By Jake Howard
A while back my friend Tom and I were playing golf at Shorecliffs in San Clemente. When we met up Tom informed me he had invited his old friend and tax guy Ed to play with us.
Ed lives on the third hole, he’s played the course since the ‘70s, and is a single-digit handicapper, so he knows his way around pretty well. When we pulled up to the par four sixth he asks, “You guys wanna hear the best golf story ever?”
You can’t turn down an offer like that. So he starts telling us about how him and his friend had been playing one day in the ‘70s, they were on the sixth hole, and had pulled off the tee box to sit in the shade and smoke a joint. They’re about halfway through the joint when all of a sudden all these golf carts come swarming from every direction. “That’s when pot was a pretty big deal,” he explained. “So we threw the joint in the bushes and waited.”
“Then a secret service guy with a 16-inch neck gets out of one of the carts and says, ‘Excuse me gentlemen, do you mind of the President of the United States plays through?’”
Paranoid out of their skulls, they oblige President Nixon and “some cornel or general he was playing with.”
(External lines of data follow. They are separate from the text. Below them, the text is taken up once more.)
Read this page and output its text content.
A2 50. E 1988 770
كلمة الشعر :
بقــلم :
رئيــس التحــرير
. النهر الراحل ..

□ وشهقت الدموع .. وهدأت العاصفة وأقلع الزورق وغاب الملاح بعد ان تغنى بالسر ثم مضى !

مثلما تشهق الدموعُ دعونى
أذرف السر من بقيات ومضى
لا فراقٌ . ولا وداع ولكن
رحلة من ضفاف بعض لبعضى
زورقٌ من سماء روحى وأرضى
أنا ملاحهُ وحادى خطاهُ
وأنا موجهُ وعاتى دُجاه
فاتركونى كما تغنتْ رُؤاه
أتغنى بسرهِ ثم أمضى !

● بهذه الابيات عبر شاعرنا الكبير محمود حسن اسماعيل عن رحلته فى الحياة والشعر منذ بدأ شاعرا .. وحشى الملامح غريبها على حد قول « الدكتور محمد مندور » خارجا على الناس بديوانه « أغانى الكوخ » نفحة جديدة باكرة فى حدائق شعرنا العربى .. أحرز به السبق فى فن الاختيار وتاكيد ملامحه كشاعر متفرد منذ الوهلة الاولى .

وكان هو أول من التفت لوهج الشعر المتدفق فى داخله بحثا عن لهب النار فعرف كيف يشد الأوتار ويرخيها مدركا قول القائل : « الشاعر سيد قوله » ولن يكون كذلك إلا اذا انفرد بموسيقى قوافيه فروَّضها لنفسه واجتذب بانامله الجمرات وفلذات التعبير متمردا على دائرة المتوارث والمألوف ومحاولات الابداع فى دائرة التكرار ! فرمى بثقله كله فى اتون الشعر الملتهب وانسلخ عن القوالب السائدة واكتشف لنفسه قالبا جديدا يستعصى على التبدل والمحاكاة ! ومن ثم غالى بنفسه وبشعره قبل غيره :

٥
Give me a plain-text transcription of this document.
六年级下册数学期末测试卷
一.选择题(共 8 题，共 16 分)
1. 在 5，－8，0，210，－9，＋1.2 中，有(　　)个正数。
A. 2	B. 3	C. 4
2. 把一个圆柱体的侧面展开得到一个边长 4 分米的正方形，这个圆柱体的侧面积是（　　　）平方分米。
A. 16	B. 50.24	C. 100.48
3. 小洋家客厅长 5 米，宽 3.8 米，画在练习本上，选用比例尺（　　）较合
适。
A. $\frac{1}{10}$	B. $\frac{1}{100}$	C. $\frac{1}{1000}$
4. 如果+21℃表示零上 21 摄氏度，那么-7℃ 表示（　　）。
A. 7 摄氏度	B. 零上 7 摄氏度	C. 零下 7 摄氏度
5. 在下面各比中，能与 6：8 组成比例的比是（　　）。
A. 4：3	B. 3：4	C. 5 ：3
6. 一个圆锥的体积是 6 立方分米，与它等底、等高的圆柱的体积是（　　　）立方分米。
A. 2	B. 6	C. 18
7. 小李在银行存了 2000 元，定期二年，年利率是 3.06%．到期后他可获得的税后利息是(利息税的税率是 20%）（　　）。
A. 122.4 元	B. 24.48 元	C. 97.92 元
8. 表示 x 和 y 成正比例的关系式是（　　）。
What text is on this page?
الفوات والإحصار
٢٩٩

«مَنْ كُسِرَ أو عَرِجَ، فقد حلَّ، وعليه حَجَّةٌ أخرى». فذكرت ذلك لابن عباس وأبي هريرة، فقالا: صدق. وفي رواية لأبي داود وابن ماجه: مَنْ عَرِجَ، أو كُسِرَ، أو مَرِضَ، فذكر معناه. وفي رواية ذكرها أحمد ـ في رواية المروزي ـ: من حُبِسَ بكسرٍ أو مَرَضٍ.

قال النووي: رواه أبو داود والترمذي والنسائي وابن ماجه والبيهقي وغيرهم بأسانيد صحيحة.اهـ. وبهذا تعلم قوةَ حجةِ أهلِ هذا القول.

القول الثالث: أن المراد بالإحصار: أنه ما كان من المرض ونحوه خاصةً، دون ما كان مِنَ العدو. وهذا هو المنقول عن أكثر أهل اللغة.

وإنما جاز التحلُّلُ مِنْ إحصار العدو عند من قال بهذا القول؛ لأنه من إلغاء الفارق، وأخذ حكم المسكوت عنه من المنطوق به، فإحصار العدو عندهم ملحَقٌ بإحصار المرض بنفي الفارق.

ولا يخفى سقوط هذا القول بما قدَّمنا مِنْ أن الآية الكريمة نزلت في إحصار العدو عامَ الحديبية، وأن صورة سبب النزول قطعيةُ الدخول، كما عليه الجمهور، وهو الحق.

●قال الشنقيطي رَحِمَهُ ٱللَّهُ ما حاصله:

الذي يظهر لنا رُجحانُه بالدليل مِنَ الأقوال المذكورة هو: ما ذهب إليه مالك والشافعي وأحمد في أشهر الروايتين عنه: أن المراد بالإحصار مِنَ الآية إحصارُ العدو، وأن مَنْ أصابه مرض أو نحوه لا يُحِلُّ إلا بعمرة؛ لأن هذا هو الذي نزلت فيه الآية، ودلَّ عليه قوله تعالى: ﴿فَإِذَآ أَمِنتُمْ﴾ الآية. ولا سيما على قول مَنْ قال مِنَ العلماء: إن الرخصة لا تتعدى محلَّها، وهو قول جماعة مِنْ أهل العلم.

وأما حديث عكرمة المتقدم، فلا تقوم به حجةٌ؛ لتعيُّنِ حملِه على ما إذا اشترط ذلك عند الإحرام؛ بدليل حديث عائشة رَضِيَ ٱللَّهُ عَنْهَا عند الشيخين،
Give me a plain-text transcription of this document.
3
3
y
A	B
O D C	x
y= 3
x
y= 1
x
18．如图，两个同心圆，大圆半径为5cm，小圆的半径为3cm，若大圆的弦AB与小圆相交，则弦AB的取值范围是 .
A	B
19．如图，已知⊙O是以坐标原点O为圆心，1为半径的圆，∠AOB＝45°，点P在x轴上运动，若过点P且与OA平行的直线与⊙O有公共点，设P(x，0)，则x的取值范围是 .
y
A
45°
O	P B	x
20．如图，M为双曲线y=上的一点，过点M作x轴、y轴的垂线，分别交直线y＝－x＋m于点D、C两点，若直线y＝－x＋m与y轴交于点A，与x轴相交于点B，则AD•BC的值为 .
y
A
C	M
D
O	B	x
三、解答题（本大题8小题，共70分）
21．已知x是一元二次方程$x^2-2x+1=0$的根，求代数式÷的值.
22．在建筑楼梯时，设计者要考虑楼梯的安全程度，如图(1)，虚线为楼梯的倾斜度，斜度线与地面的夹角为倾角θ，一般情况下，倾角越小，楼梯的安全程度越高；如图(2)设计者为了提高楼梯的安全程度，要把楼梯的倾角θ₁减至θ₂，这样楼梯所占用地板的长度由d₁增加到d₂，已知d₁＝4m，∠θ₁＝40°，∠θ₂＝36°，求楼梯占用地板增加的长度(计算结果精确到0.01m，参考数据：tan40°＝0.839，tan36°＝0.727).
The military man hits a long, straight drive and splits the fairway. Then Nixon tees it up. He barely dribbles it out of the tee box. “So he turns to us and says, ‘Excuse me boys, you don’t mind if I hit another?’”
“I’m not saying anything at this point,” continues Ed. “We’d thrown the joint in the bushes and the wind was whipping and you could smell it all over, but none of the secret service guys could figure it out. Then my friend steps in and says, ‘Of course sir, you’re the leader of the free world.’ So Nixon gets off and into the fairway, and my friend comments, ‘Nice drive sir.’”
“I don’t see your ball out there,” puffs Nixon.
“I’m there in the fairway,” says Ed’s friend.
Then Nixon turns to Ed, and all of sudden his glare is fixed on him, and he’s caught in the middle of this little banter. “I just remember this huge head staring at me. I was just trying to keep quiet,” says Ed. “So I say to Nixon, ‘Well sir, it’s up there on the green.’”
Ed had gotten a good bounce and driven the green before taking his smoke break. Immediately the secret service guys bust out these huge binoculars and check. Nixon must have been impressed, because he said, “How’d you boys like to play some golf with the president of the United States.”
Again, before Ed can stop him, his friend interjects, “That would be amazing sir, we’d love to.”
“We played the next three holes with him stoned out of our minds, and never once talked politics, just golf,” surmised Ed. “But I did have a talk with my friend in the cart and he didn’t say much after that.”